FDA Approval for Pegaspargase
- Approved for acute lymphoblastic leukemia
Full prescribing information is available, including clinical trial information, safety, dosing, drug-drug interaction and contraindications.
On July 24, 2006, the U.S. Food and Drug Administration granted approval to pegaspargase (Oncaspar®, made by Enzon Pharmaceuticals, Inc.) for the first-line treatment of patients with acute lymphoblastic leukemia (ALL) as a component of a multi-agent chemotherapy regimen. Pegaspargase was previously approved in February 1994 for the treatment of patients with ALL who were hypersensitive to native forms of L-asparaginase.
Asparaginase exerts selective antileukemia activity by depletion of serum asparagine. The current approval is based on similar sustained reductions of serum asparagine concentrations in patients receiving an pegaspargase-containing regimen compared to patients receiving a native E. coli L-asparaginase-containing regimen. Due to the longer half-life of pegaspargase, similar antileukemic activity was achieved with a single pegaspargase dose compared to six to nine doses of native E. coli asparaginase
The trial (Children’s Oncology Group Study 1962) supporting this new indication was an open label, randomized, multicenter clinical trial that enrolled 118 children (ages 1-9 years) with previously untreated, standard-risk ALL. Treatment consisted of a four-week induction phase (IP) and two eight-week delayed intensification (DI) phases.
All patients received multi-agent chemotherapy regimen consisting of intrathecal cytosine arabinoside and systemic therapy with vincristine, prednisone, and methotrexate with either native E. coli asparaginase or pegaspargase during IP and intrathecal methotrexate and systemic therapy with mercaptopurine and either native E. coli asparaginase or pegaspargase during both DI phases.
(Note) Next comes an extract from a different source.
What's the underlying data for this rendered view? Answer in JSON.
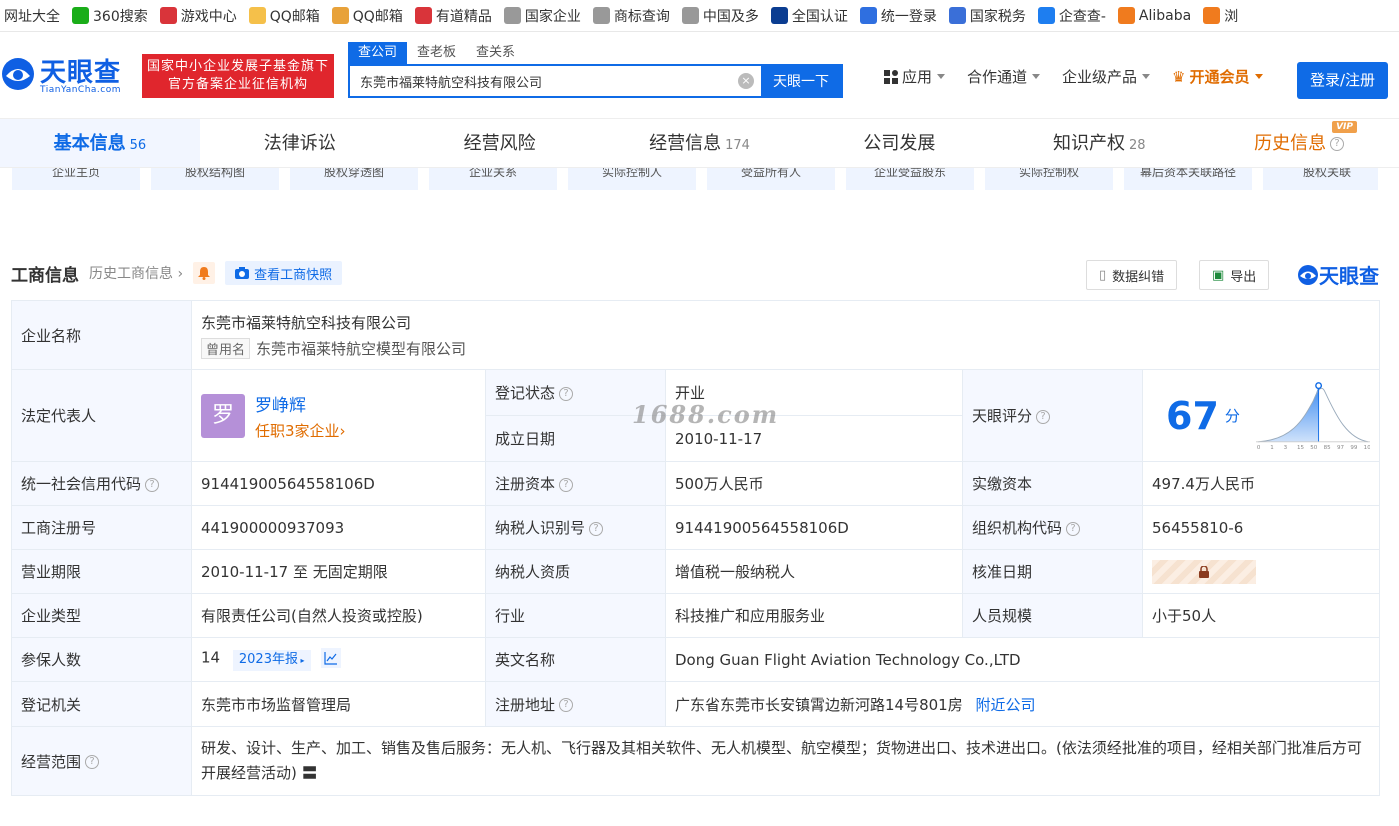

Pegaspargase was administered intramuscularly at 2,500 IU/m2 on day 3 of the four-week induction phase and on day 3 of each of two eight-week DI phases. Native E. coli L-asparaginase was administered intramuscularly at 6,000 IU/m2 three times weekly for nine doses during induction and for six doses during each DI phase.
The two study arms were balanced for most major prognostic factors; however, patients allocated to receive the native E. coli asparaginase-containing chemotherapy had a higher percentage of children ages 1-2 years (34 percent vs. 19 percent), with platelet counts <50,000 cells/µl (51 percent vs. 34 percent), and with equivocal central nervous system involvement (15 percent vs. 7 percent).
The study demonstrated similar mean asparagine concentrations between the two study arms at multiple time-points during all treatment phases. Event-free survival (time from randomization to either death, induction failure, relapse at any site, or start of new cancer treatment) was assessed in all patients. With a median follow-up of 3.2 years, the three-year event-free survival rates were approximately 80 percent in both arms.
The most serious, sometimes fatal, pegaspargase toxicities were anaphylaxis, other serious allergic reactions, thrombosis (including sagittal sinus thrombosis), pancreatitis, glucose intolerance, and coagulopathy.
The most common adverse events were allergic reactions (including anaphylaxis), hyperglycemia, pancreatitis, central nervous system thrombosis, coagulopathy, hyperbilirubinemia, and elevated transaminases.